Les dissensions autour d’elle ont détruit son optimisme naturel. On ne se parle plus, on craint les autres, la délation. Narindrapong, son Narindrapong, a été circonvenu par Ieng Sary contre son père. Cela n’a pas été bien difficile ! Déjà en 1974, à Pékin, il avait interrompu un débat en criant :
– Comment Samdech Norodom Sihanouk ose-t-il prétendre que le coup d’État du 18 mars était dirigé contre lui ? Mon père se donne trop d’importance et se prend comme d’habitude pour le nombril du monde. Les Lon Nol, Sirik Matak, les impérialistes américains en veulent au peuple du Kampuchéa, à sa politique indépendante, neutre et non alignée. Ce n’est pas lui, le symbole du féodalisme et de la corruption vomis par tous, mais c’est le peuple, c’est la nation que, le 18 mars, Nixon et ses valets ont renversée.
Mais, les difficultés matérielles auraient pu les rapprocher. C’est le contraire qui s’est produit. Les sujets de conflits se sont multipliés. Les médicaments, le Nescafé, le thé, le lait sont autant d’objets de convoitise, de vols, de désaccord. Sihanouk accuse son fils de trop fumer, de boire et même de se droguer. Lui répond que c’est pour oublier ses tares congénitales, les crimes et trahisons de ses parents. Le pauvre Sihamoni qui tente de se maintenir à l’écart est, lui aussi, pris à partie. Il faut dire que Sihanouk l’a cité en exemple à Narindrapong.
– Tu as toujours aimé Sihamoni plus que moi ! Trop d’ailleurs, il manque de virilité.
Interloqué, Sihanouk observe son aîné, ses traits d’une beauté divine, d’une douceur infinie. Narindrapong est un fou violent et il ne peut imaginer qu’un homme puisse ne pas être une brute.
Monique n’a même pas le parc pour se consoler. Angkar a décidé d’y faire paître des buffles, des chèvres qui grignotent les arbres, arrachent les cultures. Ong Meang, l’aide de camp de Sihanouk, devenu jardinier, qui sortait les poubelles, a été exécuté. Personne n’a osé reprendre son travail et les ordures s’amoncellent ici et là, des rats sont apparus.
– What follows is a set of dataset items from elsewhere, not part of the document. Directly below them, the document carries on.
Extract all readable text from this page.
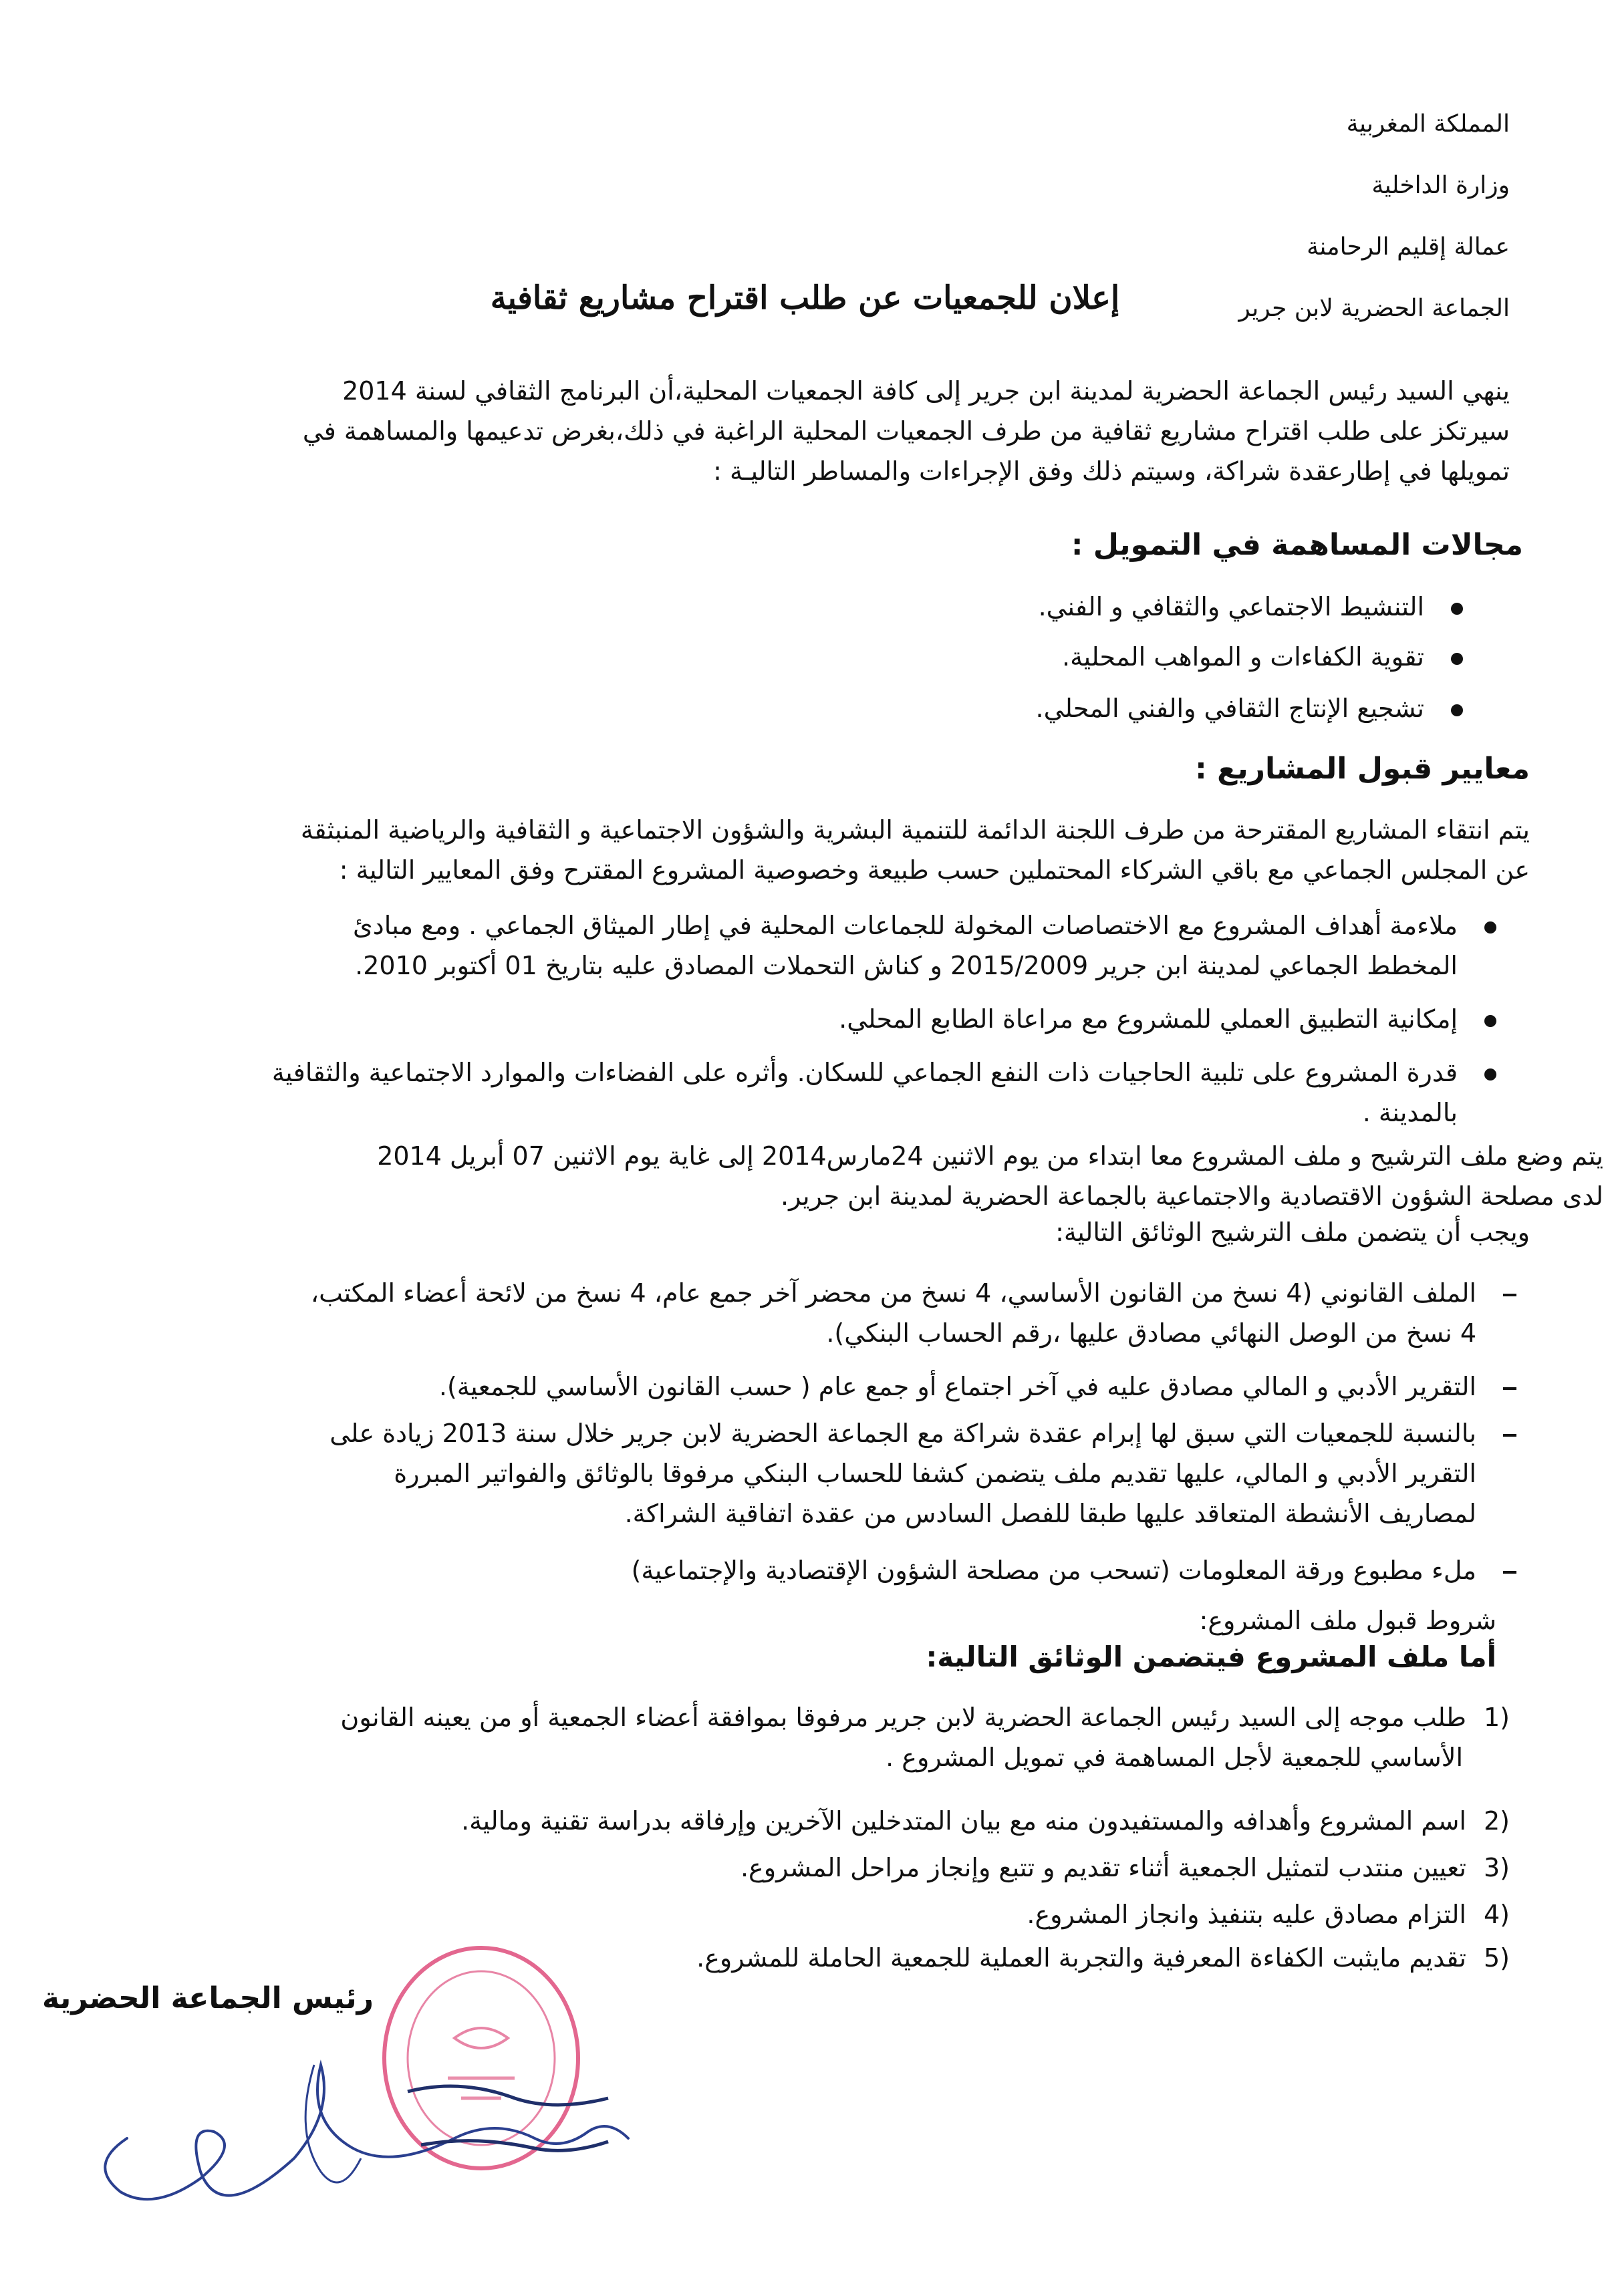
المملكة المغربية
وزارة الداخلية
عمالة إقليم الرحامنة
الجماعة الحضرية لابن جرير
إعلان للجمعيات عن طلب اقتراح مشاريع ثقافية
ينهي السيد رئيس الجماعة الحضرية لمدينة ابن جرير إلى كافة الجمعيات المحلية،أن البرنامج الثقافي لسنة 2014
سيرتكز على طلب اقتراح مشاريع ثقافية من طرف الجمعيات المحلية الراغبة في ذلك،بغرض تدعيمها والمساهمة في
تمويلها في إطارعقدة شراكة، وسيتم ذلك وفق الإجراءات والمساطر التاليـة :
مجالات المساهمة في التمويل :
التنشيط الاجتماعي والثقافي و الفني.
تقوية الكفاءات و المواهب المحلية.
تشجيع الإنتاج الثقافي والفني المحلي.
معايير قبول المشاريع :
يتم انتقاء المشاريع المقترحة من طرف اللجنة الدائمة للتنمية البشرية والشؤون الاجتماعية و الثقافية والرياضية المنبثقة
عن المجلس الجماعي مع باقي الشركاء المحتملين حسب طبيعة وخصوصية المشروع المقترح وفق المعايير التالية :
ملاءمة أهداف المشروع مع الاختصاصات المخولة للجماعات المحلية في إطار الميثاق الجماعي . ومع مبادئ
المخطط الجماعي لمدينة ابن جرير 2015/2009 و كناش التحملات المصادق عليه بتاريخ 01 أكتوبر 2010.
إمكانية التطبيق العملي للمشروع مع مراعاة الطابع المحلي.
قدرة المشروع على تلبية الحاجيات ذات النفع الجماعي للسكان. وأثره على الفضاءات والموارد الاجتماعية والثقافية
بالمدينة .
يتم وضع ملف الترشيح و ملف المشروع معا ابتداء من يوم الاثنين 24مارس2014 إلى غاية يوم الاثنين 07 أبريل 2014
لدى مصلحة الشؤون الاقتصادية والاجتماعية بالجماعة الحضرية لمدينة ابن جرير.
ويجب أن يتضمن ملف الترشيح الوثائق التالية:
الملف القانوني (4 نسخ من القانون الأساسي، 4 نسخ من محضر آخر جمع عام، 4 نسخ من لائحة أعضاء المكتب،
4 نسخ من الوصل النهائي مصادق عليها ،رقم الحساب البنكي).
التقرير الأدبي و المالي مصادق عليه في آخر اجتماع أو جمع عام ( حسب القانون الأساسي للجمعية).
بالنسبة للجمعيات التي سبق لها إبرام عقدة شراكة مع الجماعة الحضرية لابن جرير خلال سنة 2013 زيادة على
التقرير الأدبي و المالي، عليها تقديم ملف يتضمن كشفا للحساب البنكي مرفوقا بالوثائق والفواتير المبررة
لمصاريف الأنشطة المتعاقد عليها طبقا للفصل السادس من عقدة اتفاقية الشراكة.
ملء مطبوع ورقة المعلومات (تسحب من مصلحة الشؤون الإقتصادية والإجتماعية)
شروط قبول ملف المشروع:
أما ملف المشروع فيتضمن الوثائق التالية:
(1طلب موجه إلى السيد رئيس الجماعة الحضرية لابن جرير مرفوقا بموافقة أعضاء الجمعية أو من يعينه القانون
الأساسي للجمعية لأجل المساهمة في تمويل المشروع .
(2اسم المشروع وأهدافه والمستفيدون منه مع بيان المتدخلين الآخرين وإرفاقه بدراسة تقنية ومالية.
(3تعيين منتدب لتمثيل الجمعية أثناء تقديم و تتبع وإنجاز مراحل المشروع.
(4التزام مصادق عليه بتنفيذ وانجاز المشروع.
(5تقديم مايثبت الكفاءة المعرفية والتجربة العملية للجمعية الحاملة للمشروع.
رئيس الجماعة الحضرية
Le parc ne retourne pas à l’état de nature, il se délite.
Quant à son mari, il s’ennuie. Il tue le temps en observant les animaux comme il le faisait jadis au moment du deuil de son arrière-grand-mère.
Au lever du jour, c’est le coq qui a droit à son attention. D’ailleurs il la réclame avec son cocorico, puis il vient chercher ses grains et en profite pour exhiber son harem. C’est qu’il est assez prétentieux !
Le jour durant, il ne se lasse pas d’étudier l’agilité des chèvres, la passivité du buffle.
Le soir, au moment du repas, c’est une famille de souris qui se présente. Sihanouk leur jette des miettes de pain, alors elles sont là à attendre, poussant de petits cris si elles ne sont pas servies assez vite.
La nuit, il se tourne vers les lézards, les papillons nocturnes.
– tekkè, tekkè, tekkè, chante le tokay[3] et Sihanouk compte le nombre de sons comme on fait pour les marguerites. Un peu, beaucoup, à la folie, pas du tout, mais lui murmure libéré, prisonnier, tué, libéré, prisonnier, tué, etc.